Together, these lines provide a reference for latitude and longitude that always zig-zag into each other. This geographic grid gives unique latitude and longitude for every position on Earth.
Find Anything on Earth with Coordinates
Coordinates are pairs (X, Y) in a two-dimensional space referenced to a horizontal datum. Whereas triplets (X, Y, Z) of points not only have a position but also has height referenced to a vertical datum. In other words, the X- and Y-values represent a horizontal position. Whereas, the Z-value represents the vertical position.
Geographic coordinate systems use an ellipsoid to approximate all locations on the surface of the earth. Whereas, the datum defines the surface.
A horizontal datum has a major axis, which is the longest diameter of an ellipse. Also, it has a minor axis, which is the shortest diameter of an ellipse.

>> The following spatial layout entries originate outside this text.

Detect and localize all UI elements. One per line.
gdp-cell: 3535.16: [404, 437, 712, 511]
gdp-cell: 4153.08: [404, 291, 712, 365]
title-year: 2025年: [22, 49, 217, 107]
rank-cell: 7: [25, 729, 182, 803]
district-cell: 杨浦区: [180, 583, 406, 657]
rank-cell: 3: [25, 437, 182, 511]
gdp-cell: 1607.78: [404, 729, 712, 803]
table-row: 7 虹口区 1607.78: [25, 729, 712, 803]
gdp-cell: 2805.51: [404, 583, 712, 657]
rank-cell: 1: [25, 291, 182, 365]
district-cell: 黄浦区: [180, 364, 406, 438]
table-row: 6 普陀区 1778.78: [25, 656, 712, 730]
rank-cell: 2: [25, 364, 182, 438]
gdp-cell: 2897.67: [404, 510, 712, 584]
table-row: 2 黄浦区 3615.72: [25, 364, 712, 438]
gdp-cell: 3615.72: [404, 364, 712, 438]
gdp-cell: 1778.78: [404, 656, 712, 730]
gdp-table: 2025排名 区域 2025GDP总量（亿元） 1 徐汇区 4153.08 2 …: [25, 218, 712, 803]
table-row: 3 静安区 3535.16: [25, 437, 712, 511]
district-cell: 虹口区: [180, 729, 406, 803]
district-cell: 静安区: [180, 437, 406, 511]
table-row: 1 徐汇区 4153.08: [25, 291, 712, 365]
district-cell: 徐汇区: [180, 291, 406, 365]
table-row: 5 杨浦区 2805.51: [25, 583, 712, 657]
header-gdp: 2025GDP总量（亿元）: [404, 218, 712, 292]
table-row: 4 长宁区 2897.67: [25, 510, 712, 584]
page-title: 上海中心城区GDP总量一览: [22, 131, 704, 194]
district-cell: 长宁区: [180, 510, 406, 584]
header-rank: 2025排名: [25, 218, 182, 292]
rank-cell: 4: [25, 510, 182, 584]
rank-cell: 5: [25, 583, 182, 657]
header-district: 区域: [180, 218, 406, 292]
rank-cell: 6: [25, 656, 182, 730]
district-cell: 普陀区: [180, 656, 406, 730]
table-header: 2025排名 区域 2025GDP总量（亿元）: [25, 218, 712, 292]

Finally, a horizontal datum has a radius that represents the position of the surface relative to the center of the earth.
Additionally, time zones roughly use lines of longitude at 15° intervals. Starting at the Prime Meridian, there are 24 different time zones in the world, as shown in the world time zone map.
What is a Coordinate Reference System?
A reference ellipsoid is the mathematical model of the shape of the Earth with the major axis along the equatorial radius.
A geographic coordinate system uses longitude and latitude expressed in decimal degrees. For example, WGS 1984 and NAD 1983 are the most common datums in use today. Before 1983, NAD27 was the most common datum.
Cartographers write spherical coordinates (latitudes and longitudes) in degrees-minutes-seconds (DMS) and decimal degrees. For degrees-minutes-seconds, minutes range from 0 to 60. For example, the geographic coordinate expressed in degrees-minutes-seconds for New York City is:
- Latitude: 40 degrees, 42 minutes, 51 seconds N
- Longitude: 74 degrees, 0 minutes, 21 seconds W
You can also express geographic coordinates in decimal degrees. It’s just another way to represent that same location in a different format. For example, here is New York City in decimal degrees:
- Latitude: 40.714
- Longitude: -74.006
The Federal Communications Commission has a DMS-Decimal converter tool that converts latitude and longitude between decimal degrees and degrees, minutes, and seconds.
Latitude, Longitude, and Spherical Coordinate System Grids
When you put two coordinates together as a pair (X, Y), you can locate anything on Earth.
Latitude and longitude form our coordinate system grid.
Also, you can express coordinates in different ways. For example, you can use decimal degrees or degrees-minutes-seconds.
Thanks to our geographic coordinate system, you can pinpoint any point on Earth such as GPS receivers. And this includes the spot you are reading this article right now.